Ontario health officials report 434 new COVID-19 cases and 40 more deaths
Paramedics disinfect medical equipment after transporting a patient to the emergency department at a hospital during the COVID-19 pandemic in Toronto on Thursday, April 30, 2020. (Nathan Denette/The Canadian Press)
TORONTO -- Ontario health officials are reporting another slight dip in the number of new novel coronavirus cases.
Health officials reported on Sunday 434 new COVID-19 cases, which is a slight drop from the 511 announced just the day before.
The total number of confirmed cases in the province now stands at 17,553.
The volume of new cases reported Sunday is similar to what had been reported last week before the slight uptick on Saturday.
Officials reported 421 new cases on Friday, 459 new cases on Thursday and 347 new cases on Wednesday, which marked the lowest number of cases recorded in three weeks.
The provincial experts also reported 40 more deaths, bringing the total number of deaths in the province to 1,216.
According to Saturday’s epidemiological summary, of all deceased patients in Ontario, seven were between the ages of 20 and 39, fifty-five people were between the ages of 40 and 59 and 309 people were between the ages of 60 and 79.
People, who are over the age of 80, continue to be the hardest hit group.
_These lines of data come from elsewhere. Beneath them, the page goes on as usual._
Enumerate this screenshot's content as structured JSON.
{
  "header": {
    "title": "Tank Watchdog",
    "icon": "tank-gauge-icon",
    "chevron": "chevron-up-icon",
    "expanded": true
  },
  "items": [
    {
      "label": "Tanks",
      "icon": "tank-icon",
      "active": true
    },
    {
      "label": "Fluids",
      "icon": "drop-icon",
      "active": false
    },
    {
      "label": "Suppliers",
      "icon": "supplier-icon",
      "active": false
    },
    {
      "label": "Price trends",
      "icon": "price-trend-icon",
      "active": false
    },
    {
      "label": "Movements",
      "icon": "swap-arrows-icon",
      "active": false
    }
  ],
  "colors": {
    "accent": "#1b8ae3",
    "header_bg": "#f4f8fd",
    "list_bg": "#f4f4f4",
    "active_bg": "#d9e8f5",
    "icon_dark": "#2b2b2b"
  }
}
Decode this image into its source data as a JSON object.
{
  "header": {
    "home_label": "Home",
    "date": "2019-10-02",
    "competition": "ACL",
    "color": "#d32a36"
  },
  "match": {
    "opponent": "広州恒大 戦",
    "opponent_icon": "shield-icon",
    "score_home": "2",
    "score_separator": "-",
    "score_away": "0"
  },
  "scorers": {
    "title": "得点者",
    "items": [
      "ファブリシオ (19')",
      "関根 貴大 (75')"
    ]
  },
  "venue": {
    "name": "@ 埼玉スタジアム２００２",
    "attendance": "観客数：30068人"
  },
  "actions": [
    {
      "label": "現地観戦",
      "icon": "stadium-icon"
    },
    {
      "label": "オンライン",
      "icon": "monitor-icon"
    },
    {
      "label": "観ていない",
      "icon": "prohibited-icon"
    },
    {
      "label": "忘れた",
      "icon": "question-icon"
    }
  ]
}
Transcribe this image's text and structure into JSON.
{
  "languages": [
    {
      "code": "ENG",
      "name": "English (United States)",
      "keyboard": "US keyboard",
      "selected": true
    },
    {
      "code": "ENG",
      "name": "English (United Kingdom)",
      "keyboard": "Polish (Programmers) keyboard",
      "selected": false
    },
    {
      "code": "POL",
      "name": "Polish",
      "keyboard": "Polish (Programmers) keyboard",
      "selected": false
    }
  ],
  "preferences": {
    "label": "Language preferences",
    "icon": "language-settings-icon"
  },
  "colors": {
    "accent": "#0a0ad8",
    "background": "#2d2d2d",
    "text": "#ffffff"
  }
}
So far, at least 845 people in this age group of have died.
The province also reported that 12,005 (68.4 per cent) of COVID-19 cases in Ontario have now been resolved.
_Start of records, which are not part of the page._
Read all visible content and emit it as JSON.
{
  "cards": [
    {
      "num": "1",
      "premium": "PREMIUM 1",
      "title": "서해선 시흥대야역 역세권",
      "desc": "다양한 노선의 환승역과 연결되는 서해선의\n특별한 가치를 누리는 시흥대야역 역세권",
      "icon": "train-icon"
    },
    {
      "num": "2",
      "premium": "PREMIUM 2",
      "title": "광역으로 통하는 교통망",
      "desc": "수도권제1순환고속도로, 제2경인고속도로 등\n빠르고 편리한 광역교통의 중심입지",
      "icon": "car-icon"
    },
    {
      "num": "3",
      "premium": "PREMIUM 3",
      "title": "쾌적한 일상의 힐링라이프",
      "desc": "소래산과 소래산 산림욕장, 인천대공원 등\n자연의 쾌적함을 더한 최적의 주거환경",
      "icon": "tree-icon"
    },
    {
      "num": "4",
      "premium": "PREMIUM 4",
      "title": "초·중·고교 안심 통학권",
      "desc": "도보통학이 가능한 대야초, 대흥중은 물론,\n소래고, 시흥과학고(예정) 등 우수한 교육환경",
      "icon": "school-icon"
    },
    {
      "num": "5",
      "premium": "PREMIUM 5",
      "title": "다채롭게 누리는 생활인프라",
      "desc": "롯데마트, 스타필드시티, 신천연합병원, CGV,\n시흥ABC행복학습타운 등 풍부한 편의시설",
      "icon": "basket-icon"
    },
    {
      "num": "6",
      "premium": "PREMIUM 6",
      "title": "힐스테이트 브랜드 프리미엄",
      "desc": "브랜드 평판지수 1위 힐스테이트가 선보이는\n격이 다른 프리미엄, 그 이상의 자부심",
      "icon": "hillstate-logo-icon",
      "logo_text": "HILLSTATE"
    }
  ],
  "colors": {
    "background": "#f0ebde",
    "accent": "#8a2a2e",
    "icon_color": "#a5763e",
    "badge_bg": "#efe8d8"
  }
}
Of the more than 17,000 COVID-19 lab-confirmed cases reported in Ontario, health officials say about 12.0 per cent have been hospitalized at some point.
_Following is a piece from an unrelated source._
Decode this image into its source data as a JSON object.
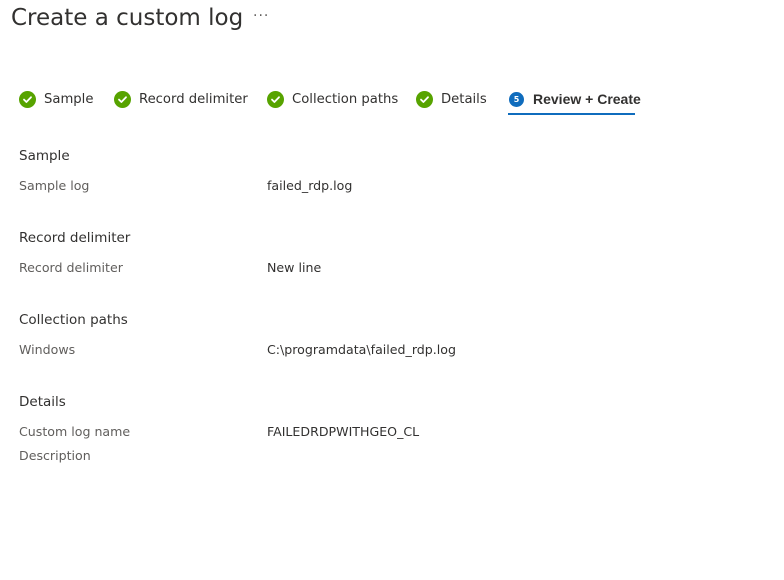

As of Saturday, there are 1,010 people in hospital, 33 more than the day before. The province reported that 232 of those patients are in the intensive care unit and about 174 of them are using a ventilator.
The province reported that 2,640 health-care workers have also been diagnosed with COVID-19.
Health officials said there are four more outbreaks at long-term care homes in Ontario, bringing the total number of COVID-19 outbreaks in these facilities to 209.
There has been an ongoing discrepancy between the data submitted by public health agencies through Public Health Ontario Daily Epidemiologic Summary (iPHIS) and the information obtained by the Ministry of Long-Term Care. While the ministry is reporting 954 deaths and 170 outbreaks in long-term care, the iPHIS is reporting the 209 outbreaks and 590 deaths.
Quick facts on all Ontario COVID-19 patients:
- 41.5 per cent of all patients in the province are male and 57.6 per cent are female – 153 cases did not specify male or female gender.
- 2.4 per cent of all patients are 19 years of age or younger.
- 23 per cent of all patients are between the ages of 20 and 39.
- 30.1 per cent of all patients are between the ages of 40 and 59.
- 22 per cent of all patients are between the ages of 60 and 79.
- 22.4 per cent of all patients are 80 years of age or older.
- Public health units in the Greater Toronto Area account for 59.8 per cent of all cases.
- 15 per cent off all patients are health-care workers.
- 6.9 per cent of all patients had travelled in the 14 days prior to becoming ill.
- 20.7 per cent of all patients had contact with a previously confirmed case
- 36.2 per cent of all patients had community exposure
- 36.2 per cent of all patients had exposure information listed as pending
COVID-19 testing in Ontario
In total, the province has conducted more than 327,505 tests for the novel coronavirus.
In the last 24 hours, officials conducted 17,146 tests. There are 9,785 test samples under investigation. The province’s goal was to reach 16,000 tests daily by May 6.